Recently, on June 29, 2021, Canadian manufacturer SABRE issued a voluntary recall of its Frontiersman Bear Spray canisters with expiration dates of February, March, April, May and June 2024. Canisters with these expiration dates may be defective and not spray upon discharge. Essentially, the scenario outlined in this introduction.

Possible Consumer Protection & Products Liability

A recall does not automatically make a manufacturer liable. However, it may be used as circumstantial evidence of a negligent defect giving rise to a products liability or consumer protection claim.

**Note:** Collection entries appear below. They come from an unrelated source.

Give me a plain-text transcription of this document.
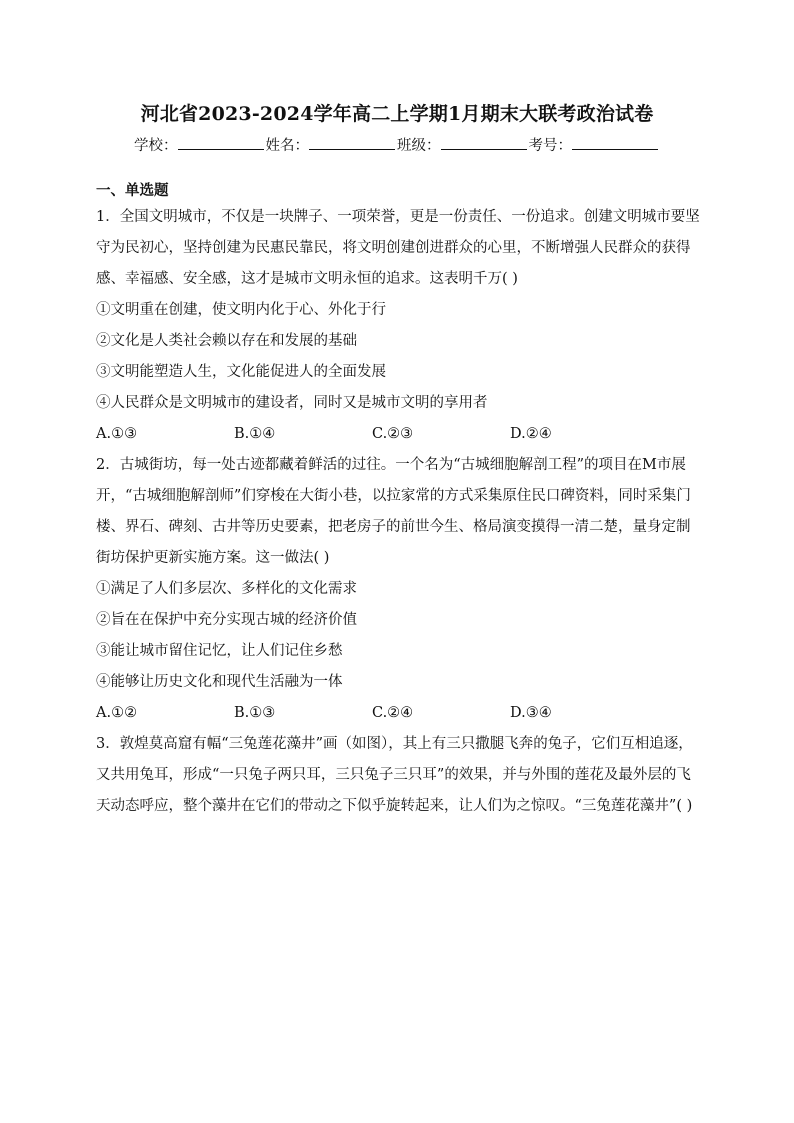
河北省2023-2024学年高二上学期1月期末大联考政治试卷
学校：	姓名：	班级：	考号：
一、单选题

1．全国文明城市，不仅是一块牌子、一项荣誉，更是一份责任、一份追求。创建文明城市要坚守为民初心，坚持创建为民惠民靠民，将文明创建创进群众的心里，不断增强人民群众的获得感、幸福感、安全感，这才是城市文明永恒的追求。这表明千万( )

①文明重在创建，使文明内化于心、外化于行

②文化是人类社会赖以存在和发展的基础

③文明能塑造人生，文化能促进人的全面发展

④人民群众是文明城市的建设者，同时又是城市文明的享用者

A.①③	B.①④	C.②③	D.②④

2．古城街坊，每一处古迹都藏着鲜活的过往。一个名为“古城细胞解剖工程”的项目在M市展开，“古城细胞解剖师”们穿梭在大街小巷，以拉家常的方式采集原住民口碑资料，同时采集门楼、界石、碑刻、古井等历史要素，把老房子的前世今生、格局演变摸得一清二楚，量身定制街坊保护更新实施方案。这一做法( )

①满足了人们多层次、多样化的文化需求

②旨在在保护中充分实现古城的经济价值

③能让城市留住记忆，让人们记住乡愁

④能够让历史文化和现代生活融为一体

A.①②	B.①③	C.②④	D.③④

3．敦煌莫高窟有幅“三兔莲花藻井”画（如图），其上有三只撒腿飞奔的兔子，它们互相追逐，又共用兔耳，形成“一只兔子两只耳，三只兔子三只耳”的效果，并与外围的莲花及最外层的飞天动态呼应，整个藻井在它们的带动之下似乎旋转起来，让人们为之惊叹。“三兔莲花藻井”( )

Generally, a products liability claim lies where a product suffers from a manufacturing defect (i.e., a car manufacturer forgot to install brake pads), design defect (i.e., a self-driving car has a computer code glitch that causes it to accelerate unexpectedly), or failure to warn (i.e., a pharmaceutical company fails to list a potential side effect of a drug). In Maryland, strict liability applies where a person is injured by a “defective and unreasonably dangerous product, which when placed on the market is impliedly represented as safe.” Phipps v. General Motors Corp., 278 Md. 337, 352 (1976).

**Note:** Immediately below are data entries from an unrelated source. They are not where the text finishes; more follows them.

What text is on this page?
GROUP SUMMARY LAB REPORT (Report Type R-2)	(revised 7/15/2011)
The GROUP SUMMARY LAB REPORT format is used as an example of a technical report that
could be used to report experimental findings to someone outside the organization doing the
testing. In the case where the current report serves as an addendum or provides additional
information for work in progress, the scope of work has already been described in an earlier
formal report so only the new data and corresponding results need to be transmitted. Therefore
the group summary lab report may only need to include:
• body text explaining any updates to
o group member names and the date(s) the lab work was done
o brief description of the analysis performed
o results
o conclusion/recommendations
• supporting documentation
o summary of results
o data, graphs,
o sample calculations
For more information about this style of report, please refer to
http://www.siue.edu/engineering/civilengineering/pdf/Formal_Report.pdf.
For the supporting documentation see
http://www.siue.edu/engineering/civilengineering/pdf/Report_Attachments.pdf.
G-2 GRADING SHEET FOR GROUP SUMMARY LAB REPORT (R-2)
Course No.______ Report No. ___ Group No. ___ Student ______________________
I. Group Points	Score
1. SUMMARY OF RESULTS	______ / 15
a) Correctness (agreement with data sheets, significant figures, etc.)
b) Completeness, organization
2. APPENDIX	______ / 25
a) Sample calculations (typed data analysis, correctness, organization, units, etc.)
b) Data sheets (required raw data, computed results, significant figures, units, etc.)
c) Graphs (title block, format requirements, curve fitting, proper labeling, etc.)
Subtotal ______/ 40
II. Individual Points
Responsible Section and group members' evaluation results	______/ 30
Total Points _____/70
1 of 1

In addition to a products liability claim, injury from a defective product may give rise to consumer protection claims. All three types of products liability cases generally provide for liability where a product was not safe despite being advertised as safe. Therefore, in Maryland, common consumer protection claims arising from products liability include breach of an express warranty (Md. Code, Com. Law § 2-313), breach of the implied warranty of merchantability (§ 2-314), misrepresentations in general (§ 13-101 et seq.), and false advertising (§ 14-2901 et seq.). The benefit to a consumer protection claim over a garden variety products liability claim is that the former may permit reimbursement of counsel fees in the event of recovery. See § 13-408.

Who Would File the Claim?

Obviously, a person mauled to death by a bear cannot file a claim. But, there are still avenues to recovery through survival and wrongful death actions. Again, SABRE’s recall does not automatically mean they are liable. We are just offering food for thought via this article.

A survival claim is brought by the personal representative of the deceased person’s estate for the pain and suffering of the deceased person. This would include the pain a jury might believe a person felt while being ripped apart by a raging 600 pound beast, as well as the fear they had during the two seconds that the bear was charging at them.

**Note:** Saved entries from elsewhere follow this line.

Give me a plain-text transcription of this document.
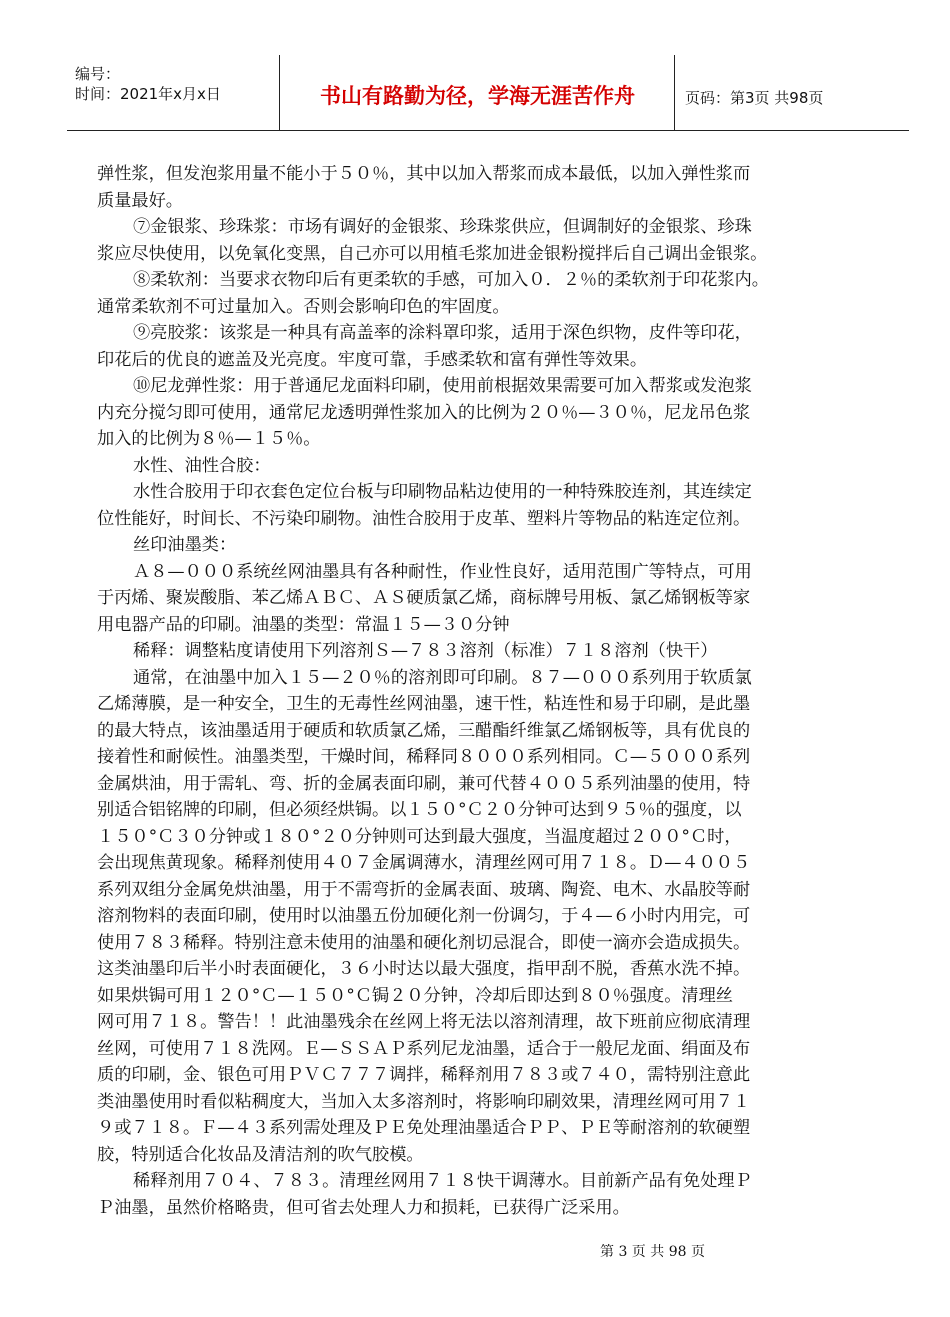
编号：
时间：2021年x月x日	书山有路勤为径，学海无涯苦作舟	页码：第3页 共98页
弹性浆，但发泡浆用量不能小于５０％，其中以加入帮浆而成本最低，以加入弹性浆而
质量最好。
⑦金银浆、珍珠浆：市场有调好的金银浆、珍珠浆供应，但调制好的金银浆、珍珠
浆应尽快使用，以免氧化变黑，自己亦可以用植毛浆加进金银粉搅拌后自己调出金银浆。
⑧柔软剂：当要求衣物印后有更柔软的手感，可加入０．２％的柔软剂于印花浆内。
通常柔软剂不可过量加入。否则会影响印色的牢固度。
⑨亮胶浆：该浆是一种具有高盖率的涂料罩印浆，适用于深色织物，皮件等印花，
印花后的优良的遮盖及光亮度。牢度可靠，手感柔软和富有弹性等效果。
⑩尼龙弹性浆：用于普通尼龙面料印刷，使用前根据效果需要可加入帮浆或发泡浆
内充分搅匀即可使用，通常尼龙透明弹性浆加入的比例为２０％—３０％，尼龙吊色浆
加入的比例为８％—１５％。
水性、油性合胶：
水性合胶用于印衣套色定位台板与印刷物品粘边使用的一种特殊胶连剂，其连续定
位性能好，时间长、不污染印刷物。油性合胶用于皮革、塑料片等物品的粘连定位剂。
丝印油墨类：
Ａ８—０００系统丝网油墨具有各种耐性，作业性良好，适用范围广等特点，可用
于丙烯、聚炭酸脂、苯乙烯ＡＢＣ、ＡＳ硬质氯乙烯，商标牌号用板、氯乙烯钢板等家
用电器产品的印刷。油墨的类型：常温１５—３０分钟
稀释：调整粘度请使用下列溶剂Ｓ—７８３溶剂（标准）７１８溶剂（快干）
通常，在油墨中加入１５—２０％的溶剂即可印刷。８７—０００系列用于软质氯
乙烯薄膜，是一种安全，卫生的无毒性丝网油墨，速干性，粘连性和易于印刷，是此墨
的最大特点，该油墨适用于硬质和软质氯乙烯，三醋酯纤维氯乙烯钢板等，具有优良的
接着性和耐候性。油墨类型，干燥时间，稀释同８０００系列相同。Ｃ—５０００系列
金属烘油，用于需轧、弯、折的金属表面印刷，兼可代替４００５系列油墨的使用，特
别适合铝铭牌的印刷，但必须经烘锔。以１５０°Ｃ２０分钟可达到９５％的强度，以
１５０°Ｃ３０分钟或１８０°２０分钟则可达到最大强度，当温度超过２００°Ｃ时，
会出现焦黄现象。稀释剂使用４０７金属调薄水，清理丝网可用７１８。Ｄ—４００５
系列双组分金属免烘油墨，用于不需弯折的金属表面、玻璃、陶瓷、电木、水晶胶等耐
溶剂物料的表面印刷，使用时以油墨五份加硬化剂一份调匀，于４—６小时内用完，可
使用７８３稀释。特别注意未使用的油墨和硬化剂切忌混合，即使一滴亦会造成损失。
这类油墨印后半小时表面硬化，３６小时达以最大强度，指甲刮不脱，香蕉水洗不掉。
如果烘锔可用１２０°Ｃ—１５０°Ｃ锔２０分钟，冷却后即达到８０％强度。清理丝
网可用７１８。警告！！此油墨残余在丝网上将无法以溶剂清理，故下班前应彻底清理
丝网，可使用７１８洗网。Ｅ—ＳＳＡＰ系列尼龙油墨，适合于一般尼龙面、绢面及布
质的印刷，金、银色可用ＰＶＣ７７７调拌，稀释剂用７８３或７４０，需特别注意此
类油墨使用时看似粘稠度大，当加入太多溶剂时，将影响印刷效果，清理丝网可用７１
９或７１８。Ｆ—４３系列需处理及ＰＥ免处理油墨适合ＰＰ、ＰＥ等耐溶剂的软硬塑
胶，特别适合化妆品及清洁剂的吹气胶模。
稀释剂用７０４、７８３。清理丝网用７１８快干调薄水。目前新产品有免处理Ｐ
Ｐ油墨，虽然价格略贵，但可省去处理人力和损耗，已获得广泛采用。
第 3 页 共 98 页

A wrongful death action is brought by family members for the mental distress they have suffered as a result of the tragedy. In other words, the jury would be tasked with placing a value on the grief family members suffered as a result of the unfortunate and unnecessary violent death of the loved one, due to the corporation’s defective product that they put on the market.

Summary

Definitely think twice about hiking in bear country if your only defense is SABRE’s Frontiersman Bear Spray with select 2024 expiration dates. The company issued a voluntary recall for those products.